I am using a 64-bit system running Windows 7. I have Open VPN and Tortoise SVN 64-bit installed.
The repository is in a remote system, and we connect using VPN.
I have followed the necessary steps to initiate the VPN connection -
- Added some project specific config files inside the config folder of the Open VPN installation path.
- Initiated Open VPN connection using a user.
- ran Putty's Pageant.exe and added the necessary pass phrase.
Everything fine upto here.
Then I went to the local directory and tried to checkout the remote repository URL using Tortoise SVN. But it throws the following error -
Checkout Failed
To better debug SSH connection problems, remove the -q option from 'ssh' in the [tunnels] section of your Subversion configuration file.

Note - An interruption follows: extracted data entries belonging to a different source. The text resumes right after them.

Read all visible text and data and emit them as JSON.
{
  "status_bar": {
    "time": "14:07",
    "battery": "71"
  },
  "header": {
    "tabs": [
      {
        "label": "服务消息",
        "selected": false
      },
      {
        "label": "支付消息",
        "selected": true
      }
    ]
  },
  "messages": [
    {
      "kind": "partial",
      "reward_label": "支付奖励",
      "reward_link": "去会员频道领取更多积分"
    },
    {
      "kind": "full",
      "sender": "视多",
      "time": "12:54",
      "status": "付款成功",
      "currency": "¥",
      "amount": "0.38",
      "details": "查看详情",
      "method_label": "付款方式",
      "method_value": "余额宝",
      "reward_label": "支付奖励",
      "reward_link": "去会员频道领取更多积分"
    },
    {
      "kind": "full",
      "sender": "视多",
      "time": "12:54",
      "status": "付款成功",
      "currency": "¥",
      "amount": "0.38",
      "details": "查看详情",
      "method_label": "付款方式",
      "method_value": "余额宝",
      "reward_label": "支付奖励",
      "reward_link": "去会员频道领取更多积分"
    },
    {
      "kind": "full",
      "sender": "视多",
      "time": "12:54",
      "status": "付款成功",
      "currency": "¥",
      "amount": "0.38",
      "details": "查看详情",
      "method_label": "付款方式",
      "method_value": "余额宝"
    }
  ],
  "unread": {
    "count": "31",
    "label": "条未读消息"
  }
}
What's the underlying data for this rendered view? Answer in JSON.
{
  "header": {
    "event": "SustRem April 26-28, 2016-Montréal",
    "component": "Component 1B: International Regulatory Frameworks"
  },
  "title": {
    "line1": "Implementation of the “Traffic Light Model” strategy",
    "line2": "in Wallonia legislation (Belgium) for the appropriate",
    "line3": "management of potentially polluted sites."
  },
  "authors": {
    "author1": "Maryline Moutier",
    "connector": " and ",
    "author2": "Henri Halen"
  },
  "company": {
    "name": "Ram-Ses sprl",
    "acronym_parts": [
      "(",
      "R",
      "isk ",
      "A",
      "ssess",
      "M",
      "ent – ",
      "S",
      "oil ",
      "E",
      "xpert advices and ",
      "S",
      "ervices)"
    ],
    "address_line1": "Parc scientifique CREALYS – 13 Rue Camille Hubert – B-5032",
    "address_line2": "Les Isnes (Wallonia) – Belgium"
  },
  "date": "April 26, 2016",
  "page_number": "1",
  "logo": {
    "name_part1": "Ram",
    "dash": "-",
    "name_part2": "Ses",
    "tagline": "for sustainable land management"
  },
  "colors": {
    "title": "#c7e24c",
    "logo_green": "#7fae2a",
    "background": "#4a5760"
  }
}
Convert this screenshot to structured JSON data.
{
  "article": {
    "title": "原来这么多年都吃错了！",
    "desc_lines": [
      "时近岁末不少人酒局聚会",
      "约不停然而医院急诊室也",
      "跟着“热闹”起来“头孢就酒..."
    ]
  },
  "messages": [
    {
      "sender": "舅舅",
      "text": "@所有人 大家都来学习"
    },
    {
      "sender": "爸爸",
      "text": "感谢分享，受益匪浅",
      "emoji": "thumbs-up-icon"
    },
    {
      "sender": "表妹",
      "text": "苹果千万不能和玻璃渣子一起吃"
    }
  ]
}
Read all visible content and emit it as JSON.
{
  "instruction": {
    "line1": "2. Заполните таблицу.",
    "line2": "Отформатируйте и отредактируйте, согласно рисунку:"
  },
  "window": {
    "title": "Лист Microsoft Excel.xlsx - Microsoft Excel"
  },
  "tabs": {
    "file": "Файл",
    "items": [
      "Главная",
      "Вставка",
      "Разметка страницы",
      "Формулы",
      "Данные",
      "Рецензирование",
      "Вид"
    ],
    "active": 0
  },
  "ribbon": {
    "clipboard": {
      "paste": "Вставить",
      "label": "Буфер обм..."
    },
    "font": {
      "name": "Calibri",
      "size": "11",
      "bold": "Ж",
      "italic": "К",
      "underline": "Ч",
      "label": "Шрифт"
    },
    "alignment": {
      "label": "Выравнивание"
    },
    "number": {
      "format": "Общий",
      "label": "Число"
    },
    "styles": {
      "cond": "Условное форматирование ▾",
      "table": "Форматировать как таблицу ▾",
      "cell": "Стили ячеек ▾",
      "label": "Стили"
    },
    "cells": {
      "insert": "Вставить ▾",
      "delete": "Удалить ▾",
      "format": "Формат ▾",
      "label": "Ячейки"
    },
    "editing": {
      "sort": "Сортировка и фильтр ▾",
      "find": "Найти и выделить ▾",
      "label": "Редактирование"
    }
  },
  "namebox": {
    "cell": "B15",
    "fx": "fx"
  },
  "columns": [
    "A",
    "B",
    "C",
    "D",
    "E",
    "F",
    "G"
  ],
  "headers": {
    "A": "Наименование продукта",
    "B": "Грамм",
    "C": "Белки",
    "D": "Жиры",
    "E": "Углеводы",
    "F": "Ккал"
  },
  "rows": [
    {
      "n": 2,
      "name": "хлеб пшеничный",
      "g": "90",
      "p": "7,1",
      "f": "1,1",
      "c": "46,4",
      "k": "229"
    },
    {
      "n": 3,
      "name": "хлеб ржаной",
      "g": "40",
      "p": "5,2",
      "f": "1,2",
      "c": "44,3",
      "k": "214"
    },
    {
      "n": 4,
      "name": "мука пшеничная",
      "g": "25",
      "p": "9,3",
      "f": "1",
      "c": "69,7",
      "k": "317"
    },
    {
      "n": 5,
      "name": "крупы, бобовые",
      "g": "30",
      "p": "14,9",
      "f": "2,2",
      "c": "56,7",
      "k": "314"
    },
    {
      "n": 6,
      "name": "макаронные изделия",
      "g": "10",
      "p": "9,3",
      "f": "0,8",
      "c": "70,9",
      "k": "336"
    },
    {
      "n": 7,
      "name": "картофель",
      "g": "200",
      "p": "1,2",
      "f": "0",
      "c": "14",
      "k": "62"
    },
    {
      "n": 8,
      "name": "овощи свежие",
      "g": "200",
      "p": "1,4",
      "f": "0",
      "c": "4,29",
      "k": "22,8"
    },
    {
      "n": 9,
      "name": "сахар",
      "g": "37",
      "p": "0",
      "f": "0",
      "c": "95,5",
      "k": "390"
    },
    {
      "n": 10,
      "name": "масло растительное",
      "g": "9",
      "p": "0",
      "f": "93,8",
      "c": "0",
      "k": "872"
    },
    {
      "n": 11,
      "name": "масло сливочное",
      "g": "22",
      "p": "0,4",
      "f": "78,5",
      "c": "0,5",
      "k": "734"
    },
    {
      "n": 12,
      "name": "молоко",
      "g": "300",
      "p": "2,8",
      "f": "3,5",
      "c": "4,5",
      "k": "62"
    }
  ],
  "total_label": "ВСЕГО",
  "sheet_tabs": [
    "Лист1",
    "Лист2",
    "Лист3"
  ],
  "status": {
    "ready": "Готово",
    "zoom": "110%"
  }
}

Network connection closed unexpectedly
Following are contents of the [tunnels] section of my Subversion config file -
### Section for configuring tunnel agents.
[tunnels]
### Configure svn protocol tunnel schemes here. By default, only
### the 'ssh' scheme is defined. You can define other schemes to
### be used with 'svn+scheme://hostname/path' URLs. A scheme
### definition is simply a command, optionally prefixed by an
### environment variable name which can override the command if it
### is defined. The command (or environment variable) may contain
### arguments, using standard shell quoting for arguments with
### spaces. The command will be invoked as:
### <command> <hostname> svnserve -t
### (If the URL includes a username, then the hostname will be
### passed to the tunnel agent as <user>@<hostname>.) If the
### built-in ssh scheme were not predefined, it could be defined
### as:
# ssh = $SVN_SSH ssh
### If you wanted to define a new 'rsh' scheme, to be used with
### 'svn+rsh:' URLs, you could do so as follows:
# rsh = rsh
### Or, if you wanted to specify a full path and arguments:
# rsh = /path/to/rsh -l myusername
### On Windows, if you are specifying a full path to a command,
### use a forward slash (/) or a paired backslash (\\) as the
### path separator. A single backslash will be treated as an
### escape for the following character.
Is this the section referred to in the error? I can't see any -q option there. What should be done now.